LA PENSÉE SOCIALE DU BON PAPE JEAN XXIII (1/2)



NOTE: À l'occasion de la canonisation du pape Jean XXIII j'ai pensé partager avec vous la pensée sociale  de ce pape dont nous avons peu entendu parler. Lors de son bref pontificat il trouva le temps de publier deux encycliques portant sur les grands problèmes sociaux, politiques et économiques  du débat des années 1960. Je vous livre de larges extraits de ces deux documents  qui trouvent encore toute leur actualité pour les temps que nous vivons. Je le ferai en deux parties, d'abord avec Mater et Magistra, puis avec Pacem in Terris.





MATER ET MAGISTRA (15 mai 1961)


Nous  connaissons le pape Jean XXIII surtout pour sa bonté, sa jovialité et de façon toute spéciale pour sa grande initiative d’ouvrir l’Église au monde en convoquant le Concile Vatican II. Parler de Jean XXIII, c’est parler inévitablement de ce grand événement que fut ce Concile dans l’histoire contemporaine de l’Église.
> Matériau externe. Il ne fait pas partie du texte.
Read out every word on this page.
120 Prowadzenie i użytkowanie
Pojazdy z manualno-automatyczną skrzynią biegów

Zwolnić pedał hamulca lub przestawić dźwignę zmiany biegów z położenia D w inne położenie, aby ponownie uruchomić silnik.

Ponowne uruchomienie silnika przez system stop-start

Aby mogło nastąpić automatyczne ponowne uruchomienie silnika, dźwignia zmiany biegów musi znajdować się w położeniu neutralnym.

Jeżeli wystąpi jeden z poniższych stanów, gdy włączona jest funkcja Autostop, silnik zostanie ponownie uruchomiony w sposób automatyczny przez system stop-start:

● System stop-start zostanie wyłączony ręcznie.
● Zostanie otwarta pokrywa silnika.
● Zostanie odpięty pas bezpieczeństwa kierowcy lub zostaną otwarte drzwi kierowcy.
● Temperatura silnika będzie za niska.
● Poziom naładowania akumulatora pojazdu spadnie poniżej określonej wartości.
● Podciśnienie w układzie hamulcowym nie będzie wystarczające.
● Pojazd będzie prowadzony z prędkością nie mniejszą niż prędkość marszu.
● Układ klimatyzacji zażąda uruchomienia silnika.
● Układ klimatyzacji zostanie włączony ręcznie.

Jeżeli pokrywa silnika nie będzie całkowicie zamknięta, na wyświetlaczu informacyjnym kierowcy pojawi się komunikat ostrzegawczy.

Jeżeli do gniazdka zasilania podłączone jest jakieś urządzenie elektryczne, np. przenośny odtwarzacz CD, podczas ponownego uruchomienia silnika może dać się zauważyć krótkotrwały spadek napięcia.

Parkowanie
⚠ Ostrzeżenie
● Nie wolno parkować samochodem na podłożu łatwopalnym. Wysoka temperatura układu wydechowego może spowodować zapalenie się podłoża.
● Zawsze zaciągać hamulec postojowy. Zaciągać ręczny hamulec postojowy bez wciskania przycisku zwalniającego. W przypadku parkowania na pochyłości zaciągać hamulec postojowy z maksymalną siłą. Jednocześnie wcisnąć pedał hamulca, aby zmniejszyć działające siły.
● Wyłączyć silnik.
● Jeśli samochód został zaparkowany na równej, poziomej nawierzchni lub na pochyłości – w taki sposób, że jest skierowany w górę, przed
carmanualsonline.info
Ce que nous connaissons moins ce sont les deux magnifiques encycliques au sujet desquelles ses successeurs se sont fait plutôt discrets. Elles sont pourtant l’expression de la pensée profonde de l’Église sur l’importance de l’organisation sociale des peuples et des communautés humaines pour assurer tout autant les libertés fondamentales des personnes que les exigences du bien commun. Tous les acteurs de la vie sociale, économique et politique doivent être mis à contribution dans cette socialisation inévitable de la communauté humaine.

L’intervention de l’Église répond tout autant aux impératifs évangéliques qu’aux grands problèmes politiques, économiques et sociaux que vivent les peuples et les nations. MATER ET MAGISTRA et PACEM IN TERRIS, se veulent une contribution qui permette aux hommes et aux femmes de bonne volonté d’être les artisans d’une humanité toujours plus juste, plus créative, plus libre et plus humaine.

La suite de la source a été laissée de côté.